Olga sacó un cigarrillo, lo encendió, se acercó al amplio ventanal y apartó los estores. Miró la enorme bandera de España flamear en el centro de la plaza del Descubrimiento y a la gente que paseaba o dejaba que el tiempo les escurriera sosegadamente sentados en los bancos. Se apartó y observó una vitrina donde se exhibían fotografías y trofeos de Jesús cuando en su juventud participó en los campeonatos federados de lucha grecorromana. Convino consigo misma, que estaba como un queso. A pesar de las continuas invitaciones, nunca había estado en esas oficinas. En la entrevista que tuvo con el detective Corazón mencionó su falta de estima hacia Blas, pero omitió que Jesús tampoco le caía bien a pesar del cariño con que la trataron siempre y de sus regalos desde que era pequeña en todos los aniversarios y por otros motivos. Sin saber exactamente la razón, no lograba conectar con lo que parecía una auténtica sinceridad en la disposición al afecto que ambos presentaban hacia ella. Algo había en la desmesura de ese cariño. No le pasaba lo mismo con Fernando y Rafael, los hijos mellizos de Blas, distanciados de su hermano y de su padre desde hacía años por razones que quizá jamás sabría; le caían muy bien esos hijos alejados, no sólo debido al trato sencillo y algo cohibido que expresaban cuando se veían sino porque no eran tan tremendamente ricos y ostentosos como los otros, por lo que relación con ellos era agradable.
Se sintió atraída por una foto grande en la que Jesús lucía un impresionante torso junto a otro luchador que le llegaba al hombro. Ambos miraban a la cámara sonriendo y el bajito tenía una copa en las manos. En ese momento se abrió una puerta lateral y apareció Jesús con una sonrisa inundando su rostro esférico.
—¡Olga, qué sorpresa y alegría!
Era un hombrón de dos metros y sobre los ciento veinte kilos. No podía imaginarle delgado y atlético, como mostraban las fotos de su juventud. La recibió en mangas de camisa y los anchos tirantes trataban de que los pantalones se ajustaran al dilatado vientre. Se acercó balanceándose como si estuviera en un barco y la besó en ambas mejillas Parecía realmente contento. Ella señaló la foto.
—¿Significa que él te ganó a pesar de tu tamaño?
—Ése es Vicente Robledo, un buen amigo que entrenaba conmigo en el Gimnasio Moscardó. Ese día consiguió el campeonato de Europa. Era un caso especial: por su envergadura debería haber militado en la cuarta categoría sénior, pero su poco peso le permitía estar en la séptima y allí no tenía rival. Con mis ochenta y seis kilos de entonces yo competía en la tercera categoría. Sólo conseguí algunos campeonatos nacionales.

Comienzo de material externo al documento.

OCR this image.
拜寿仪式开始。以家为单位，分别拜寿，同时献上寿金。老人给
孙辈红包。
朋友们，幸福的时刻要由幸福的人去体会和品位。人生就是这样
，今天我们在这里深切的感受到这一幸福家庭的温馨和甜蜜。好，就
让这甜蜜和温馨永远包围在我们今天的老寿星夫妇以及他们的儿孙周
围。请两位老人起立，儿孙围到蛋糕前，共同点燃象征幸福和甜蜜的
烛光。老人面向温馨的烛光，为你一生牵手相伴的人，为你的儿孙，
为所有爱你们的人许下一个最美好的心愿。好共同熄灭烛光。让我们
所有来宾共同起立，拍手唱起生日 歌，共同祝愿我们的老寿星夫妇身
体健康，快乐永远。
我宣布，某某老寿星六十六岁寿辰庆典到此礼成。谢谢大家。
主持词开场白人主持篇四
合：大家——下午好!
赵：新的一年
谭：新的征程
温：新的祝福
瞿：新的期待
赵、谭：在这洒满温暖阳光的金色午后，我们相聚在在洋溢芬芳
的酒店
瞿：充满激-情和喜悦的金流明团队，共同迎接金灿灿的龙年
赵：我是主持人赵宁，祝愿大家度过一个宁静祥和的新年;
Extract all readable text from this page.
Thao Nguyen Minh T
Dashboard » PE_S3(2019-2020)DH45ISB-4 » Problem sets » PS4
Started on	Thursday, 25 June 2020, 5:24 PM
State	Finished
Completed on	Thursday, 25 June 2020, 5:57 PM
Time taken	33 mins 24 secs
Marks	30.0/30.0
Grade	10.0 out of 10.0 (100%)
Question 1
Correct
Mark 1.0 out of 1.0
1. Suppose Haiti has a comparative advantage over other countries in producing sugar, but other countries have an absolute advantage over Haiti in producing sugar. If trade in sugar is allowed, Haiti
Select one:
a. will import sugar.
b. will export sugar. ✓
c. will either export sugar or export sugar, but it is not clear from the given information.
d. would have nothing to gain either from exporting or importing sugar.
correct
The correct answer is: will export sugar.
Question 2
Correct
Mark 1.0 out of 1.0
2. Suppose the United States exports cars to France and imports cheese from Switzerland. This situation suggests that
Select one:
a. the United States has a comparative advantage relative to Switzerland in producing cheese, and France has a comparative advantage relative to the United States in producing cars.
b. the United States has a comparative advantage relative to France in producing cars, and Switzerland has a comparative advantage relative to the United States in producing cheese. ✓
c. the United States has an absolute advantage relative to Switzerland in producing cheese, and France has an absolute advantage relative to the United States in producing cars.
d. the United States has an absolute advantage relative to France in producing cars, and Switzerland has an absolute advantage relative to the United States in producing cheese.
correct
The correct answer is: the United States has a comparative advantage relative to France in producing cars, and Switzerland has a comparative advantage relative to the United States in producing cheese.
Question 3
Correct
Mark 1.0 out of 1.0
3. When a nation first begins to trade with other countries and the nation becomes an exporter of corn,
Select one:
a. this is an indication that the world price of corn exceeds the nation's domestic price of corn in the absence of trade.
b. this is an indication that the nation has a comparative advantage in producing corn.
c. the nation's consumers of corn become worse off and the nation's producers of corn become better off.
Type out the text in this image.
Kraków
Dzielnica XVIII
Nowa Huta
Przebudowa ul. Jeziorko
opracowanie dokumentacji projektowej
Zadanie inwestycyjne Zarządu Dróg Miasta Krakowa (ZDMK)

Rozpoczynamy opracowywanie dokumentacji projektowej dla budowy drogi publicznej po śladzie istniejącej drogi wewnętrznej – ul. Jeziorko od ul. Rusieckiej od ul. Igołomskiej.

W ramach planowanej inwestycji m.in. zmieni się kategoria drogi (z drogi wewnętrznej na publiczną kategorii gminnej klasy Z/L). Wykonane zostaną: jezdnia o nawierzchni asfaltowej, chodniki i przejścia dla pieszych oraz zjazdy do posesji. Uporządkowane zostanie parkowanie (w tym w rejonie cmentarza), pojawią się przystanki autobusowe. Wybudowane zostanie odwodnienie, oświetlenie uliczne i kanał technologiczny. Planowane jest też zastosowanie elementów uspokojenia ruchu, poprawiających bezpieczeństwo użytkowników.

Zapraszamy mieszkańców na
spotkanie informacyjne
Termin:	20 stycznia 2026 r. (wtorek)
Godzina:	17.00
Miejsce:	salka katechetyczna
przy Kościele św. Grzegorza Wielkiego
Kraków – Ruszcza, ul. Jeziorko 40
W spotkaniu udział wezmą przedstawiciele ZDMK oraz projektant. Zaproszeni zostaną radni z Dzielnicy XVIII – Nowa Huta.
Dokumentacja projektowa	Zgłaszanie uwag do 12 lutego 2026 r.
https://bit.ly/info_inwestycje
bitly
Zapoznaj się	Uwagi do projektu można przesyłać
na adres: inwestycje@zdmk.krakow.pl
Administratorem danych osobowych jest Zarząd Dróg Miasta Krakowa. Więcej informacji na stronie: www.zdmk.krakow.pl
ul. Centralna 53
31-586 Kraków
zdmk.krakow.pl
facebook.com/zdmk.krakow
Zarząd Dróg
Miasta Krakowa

Le indicó el despacho. Al entrar se quedó extasiada, no por el abrumador mobiliario, las estanterías repletas de trofeos de golf y la mesa auxiliar llena de legajos sino por el gran ventanal en ele que ocupaba dos lados de la habitación y la inundaba de luz. Se acercó: Los cristales estaban tan limpios que parecían no existir, por lo que tuvo una punzada de temor al vacío sugerido, catorce plantas hasta el lejano suelo.
—Impresiona la vista, ¿eh? —dijo el hombre colocándose a su lado. Ella no contestó, aún sobrecogida. No era lo mismo a ras de suelo que desde la altura—. Esta plaza de Colón nada tiene que ver con la que conocí, no hace tantos años. El espacio donde ves la bandera y la cascada, la manzana entera hasta Serrano, estaba ocupado por la antigua Casa de la Moneda, un notable conjunto cuya fachada la formaban dos edificios gemelos llamados Los Jareños, por el nombre del arquitecto autor. Sobre los setenta, el entonces alcalde destruyó esa obra y en su lugar tenemos ahora esa plaza.
Respetó el silencio de la mujer y trató de distanciarse de la curiosidad que le acuciaba por conocer los motivos de su visita. Señaló a la izquierda.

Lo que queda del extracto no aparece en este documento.